I am looking for an algorithm to calculate the following:

I have:

1. A 3D triangle mesh. The triangles do not necessarily lie in one plane. The angle between the norm vectors of two neighbouring triangles is less then 90 degrees.

2. Two points. The two points lie either on an edge of the triangle mesh or inside a triangle of the mesh.

I need to calculate the polyline which represents the shortest path between the two points on the mesh.

What is the simplest and/or most effective strategy to do this?

As it stands, your problem is not well defined; there can be many solutions depending on the direction used to "project" the line segment onto the mesh.

Once you have chosen the direction of projection, flatten the mesh onto a plane perpendicular to the direction of projection. At this point, your mesh is a collection of 2d edges (line segments); just determine the intersection (if any) of each edge with your target line segment.

Edit:

The updated question is now well defined. Since my answer to the original question (above) has been marked as accepted, presumably that means the information given in the comments below are actually what was really being "accepted" for the update question. I'll summarize:

• A google search of "shortest distance on 3d mesh" turns up some relevant information, like Shortest Path Approximation on Triangulated Meshes
• Also, see: https://mcmap.net/q/646030/-shortest-paths-amp-geodesics -- danh

A standard approach to this task of finding the shortest path polyline (or geodesic) on the surface of triangular mesh between two given points consists of two steps:

1. Find a path approximation between two points
2. Iteratively adjust it to make it locally shortest everywhere.

The first step (path approximation) can be computed, for example, using

• Dijkstra algorithm, which considers only paths along mesh edges (no crossing of mesh triangles),
• Or some variations of Dijkstra algorithm, better suited for near planar surfaces like A*-search,
• Or it can be Fast marching method, which can find also the paths crossing the triangles, however not guaranteed to produce a geodesic line.

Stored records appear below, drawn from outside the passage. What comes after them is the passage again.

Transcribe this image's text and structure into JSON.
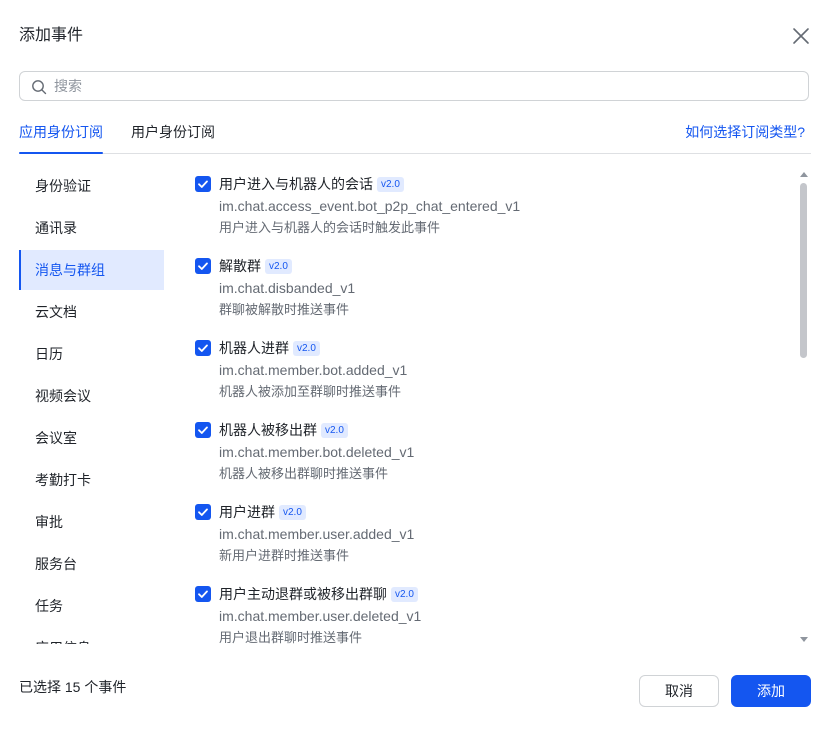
{
  "dialog": {
    "title": "添加事件",
    "search_placeholder": "搜索"
  },
  "tabs": [
    {
      "label": "应用身份订阅",
      "active": true
    },
    {
      "label": "用户身份订阅",
      "active": false
    }
  ],
  "help_link": "如何选择订阅类型?",
  "sidebar": {
    "items": [
      {
        "label": "身份验证"
      },
      {
        "label": "通讯录"
      },
      {
        "label": "消息与群组",
        "active": true
      },
      {
        "label": "云文档"
      },
      {
        "label": "日历"
      },
      {
        "label": "视频会议"
      },
      {
        "label": "会议室"
      },
      {
        "label": "考勤打卡"
      },
      {
        "label": "审批"
      },
      {
        "label": "服务台"
      },
      {
        "label": "任务"
      },
      {
        "label": "应用信息"
      }
    ]
  },
  "events": [
    {
      "name": "用户进入与机器人的会话",
      "version": "v2.0",
      "code": "im.chat.access_event.bot_p2p_chat_entered_v1",
      "desc": "用户进入与机器人的会话时触发此事件",
      "checked": true
    },
    {
      "name": "解散群",
      "version": "v2.0",
      "code": "im.chat.disbanded_v1",
      "desc": "群聊被解散时推送事件",
      "checked": true
    },
    {
      "name": "机器人进群",
      "version": "v2.0",
      "code": "im.chat.member.bot.added_v1",
      "desc": "机器人被添加至群聊时推送事件",
      "checked": true
    },
    {
      "name": "机器人被移出群",
      "version": "v2.0",
      "code": "im.chat.member.bot.deleted_v1",
      "desc": "机器人被移出群聊时推送事件",
      "checked": true
    },
    {
      "name": "用户进群",
      "version": "v2.0",
      "code": "im.chat.member.user.added_v1",
      "desc": "新用户进群时推送事件",
      "checked": true
    },
    {
      "name": "用户主动退群或被移出群聊",
      "version": "v2.0",
      "code": "im.chat.member.user.deleted_v1",
      "desc": "用户退出群聊时推送事件",
      "checked": true
    }
  ],
  "footer": {
    "selected_count": "已选择 15 个事件",
    "cancel_label": "取消",
    "add_label": "添加"
  },
  "colors": {
    "accent": "#1456f0",
    "accent_bg": "#e1eaff",
    "text": "#1f2329",
    "text_secondary": "#646a73",
    "border": "#d0d3d6"
  }
}
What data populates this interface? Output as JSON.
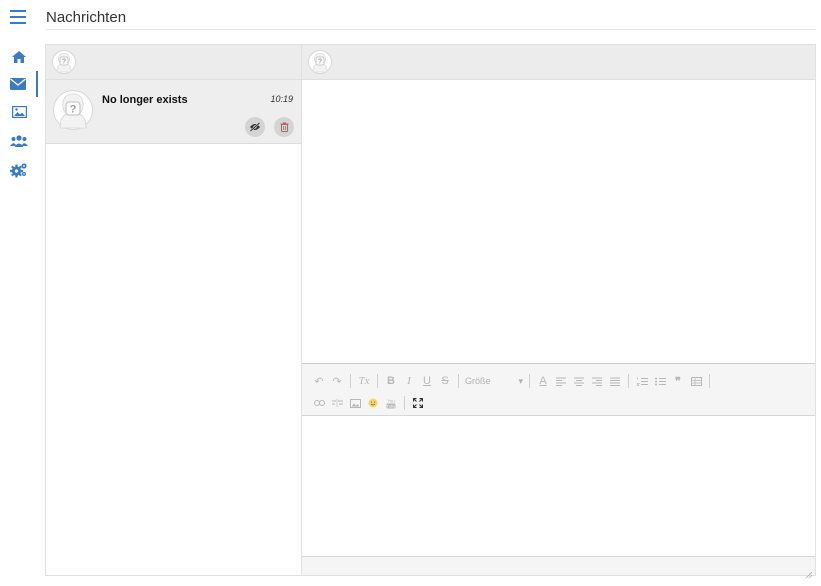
{
  "header": {
    "title": "Nachrichten"
  },
  "sidebar": {
    "items": [
      {
        "name": "home",
        "icon": "home-icon"
      },
      {
        "name": "messages",
        "icon": "envelope-icon",
        "active": true
      },
      {
        "name": "gallery",
        "icon": "image-icon"
      },
      {
        "name": "users",
        "icon": "users-icon"
      },
      {
        "name": "settings",
        "icon": "gears-icon"
      }
    ]
  },
  "conversation": {
    "name": "No longer exists",
    "time": "10:19",
    "actions": [
      {
        "icon": "eye-slash-icon"
      },
      {
        "icon": "trash-icon"
      }
    ]
  },
  "editor": {
    "size_label": "Größe",
    "size_arrow": "▾",
    "font_color_label": "A",
    "bold": "B",
    "italic": "I",
    "underline": "U",
    "strike": "S",
    "clear_format": "Tx",
    "quote": "❞",
    "undo": "↶",
    "redo": "↷"
  },
  "colors": {
    "accent": "#3c7ac6",
    "panel_header": "#ececec",
    "toolbar_bg": "#f5f5f5"
  }
}
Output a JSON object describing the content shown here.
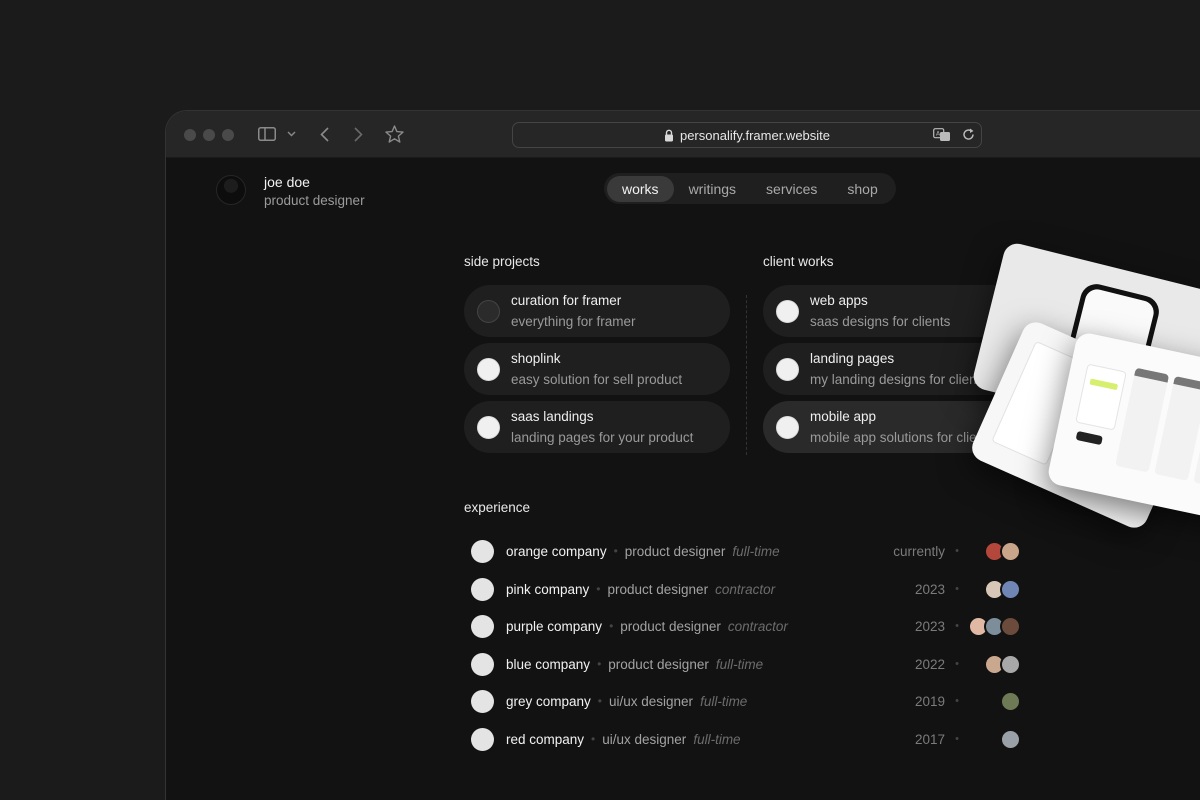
{
  "browser": {
    "url": "personalify.framer.website"
  },
  "profile": {
    "name": "joe doe",
    "role": "product designer"
  },
  "nav": {
    "items": [
      {
        "label": "works",
        "active": true
      },
      {
        "label": "writings",
        "active": false
      },
      {
        "label": "services",
        "active": false
      },
      {
        "label": "shop",
        "active": false
      }
    ]
  },
  "side_projects": {
    "title": "side projects",
    "items": [
      {
        "title": "curation for framer",
        "subtitle": "everything for framer"
      },
      {
        "title": "shoplink",
        "subtitle": "easy solution for sell product"
      },
      {
        "title": "saas landings",
        "subtitle": "landing pages for your product"
      }
    ]
  },
  "client_works": {
    "title": "client works",
    "items": [
      {
        "title": "web apps",
        "subtitle": "saas designs for clients"
      },
      {
        "title": "landing pages",
        "subtitle": "my landing designs for clients"
      },
      {
        "title": "mobile app",
        "subtitle": "mobile app solutions for clients"
      }
    ]
  },
  "experience": {
    "title": "experience",
    "rows": [
      {
        "company": "orange company",
        "role": "product designer",
        "type": "full-time",
        "year": "currently",
        "faces": [
          "#b4473b",
          "#c9a58a"
        ]
      },
      {
        "company": "pink company",
        "role": "product designer",
        "type": "contractor",
        "year": "2023",
        "faces": [
          "#d8c7b6",
          "#6f86b5"
        ]
      },
      {
        "company": "purple company",
        "role": "product designer",
        "type": "contractor",
        "year": "2023",
        "faces": [
          "#e0b8a4",
          "#7d8d9a",
          "#6b4b3b"
        ]
      },
      {
        "company": "blue company",
        "role": "product designer",
        "type": "full-time",
        "year": "2022",
        "faces": [
          "#caa890",
          "#a8a8a8"
        ]
      },
      {
        "company": "grey company",
        "role": "ui/ux designer",
        "type": "full-time",
        "year": "2019",
        "faces": [
          "#6d7a55"
        ]
      },
      {
        "company": "red company",
        "role": "ui/ux designer",
        "type": "full-time",
        "year": "2017",
        "faces": [
          "#9aa0a8"
        ]
      }
    ]
  },
  "colors": {
    "page_bg": "#1b1b1b",
    "site_bg": "#121212",
    "card_bg": "#1f1f1f",
    "nav_active": "#3a3a3a"
  }
}
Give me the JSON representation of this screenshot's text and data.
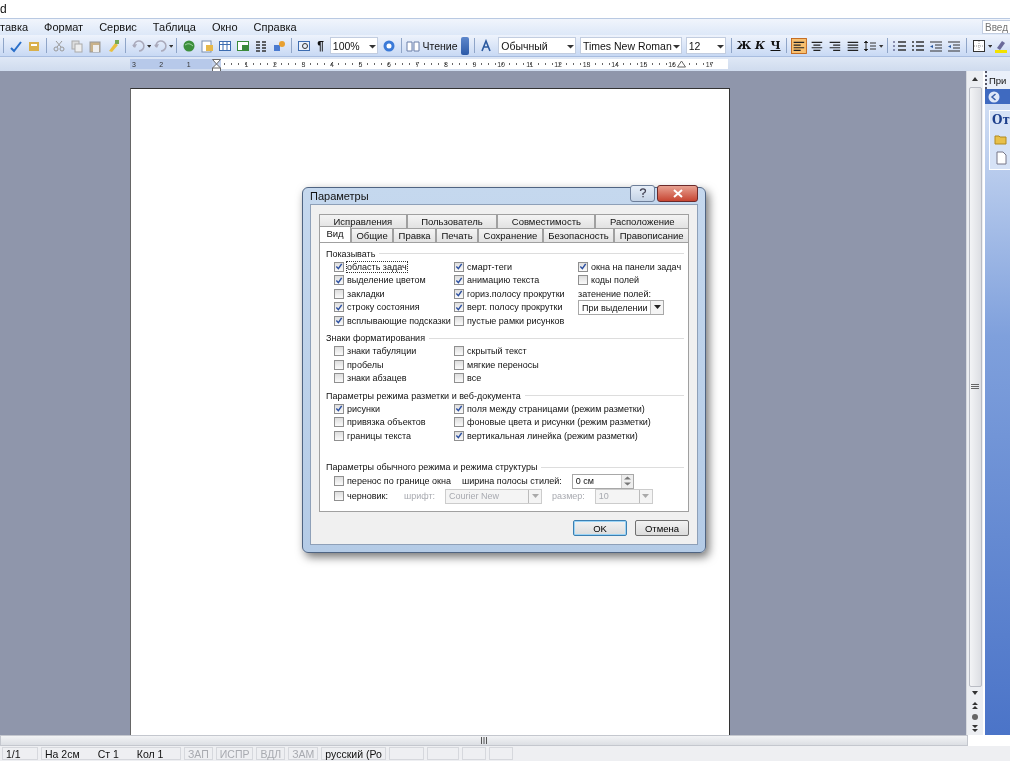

The next step is iterative adjustment of the approximate path till it becomes truly locally shortest. Some recent articles are really promising here, like Just Flipping Edges. But it requires to construct a path network from the original mesh before operating, so it can be really expensive if your task is just to find one shortest path on the mesh.

A more classical way is to consider every piece of current path approximation between it enters two consecutive vertices, and unfold the strip of crossed triangles on plane. Then find the shortest path in the planar strip, which is a task that can be solved exactly in a linear time, for example by Shortest Paths in Polygons method by Wolfgang Mulzer. The crossing of this line with the edges will give the shortest path on the mesh in between two vertices.

Then for every vertex on the path approximation, two walks around this vertex are evaluated using same unfolding in hope a path around will be shorter then the path exactly via the vertex. The last steps are repeated till convergence.

Below is an example of geodesic path on a mesh with 2 million triangles:

• Left - from the application MeshInspector: the time of iterative adjustment is highlighted in green and it is only a small fraction of total time.
• Right - the picture from Just Flipping Edges article, where total time is not given, but it is presumably even higher due to the necessity to construct path network from the mesh.

Since your start/end points potentially lie anywhere on the mesh (not restricted to vertices) I guess you are searching for the geodesic shortest path (not Dikstra shortest path following edges). A nice algorithm is implemented in geometry-central: http://geometry-central.net/surface/algorithms/flip_geodesics/

The algorithm is described in the paper "You Can Find Geodesic Paths in Triangle Meshes by Just Flipping Edges".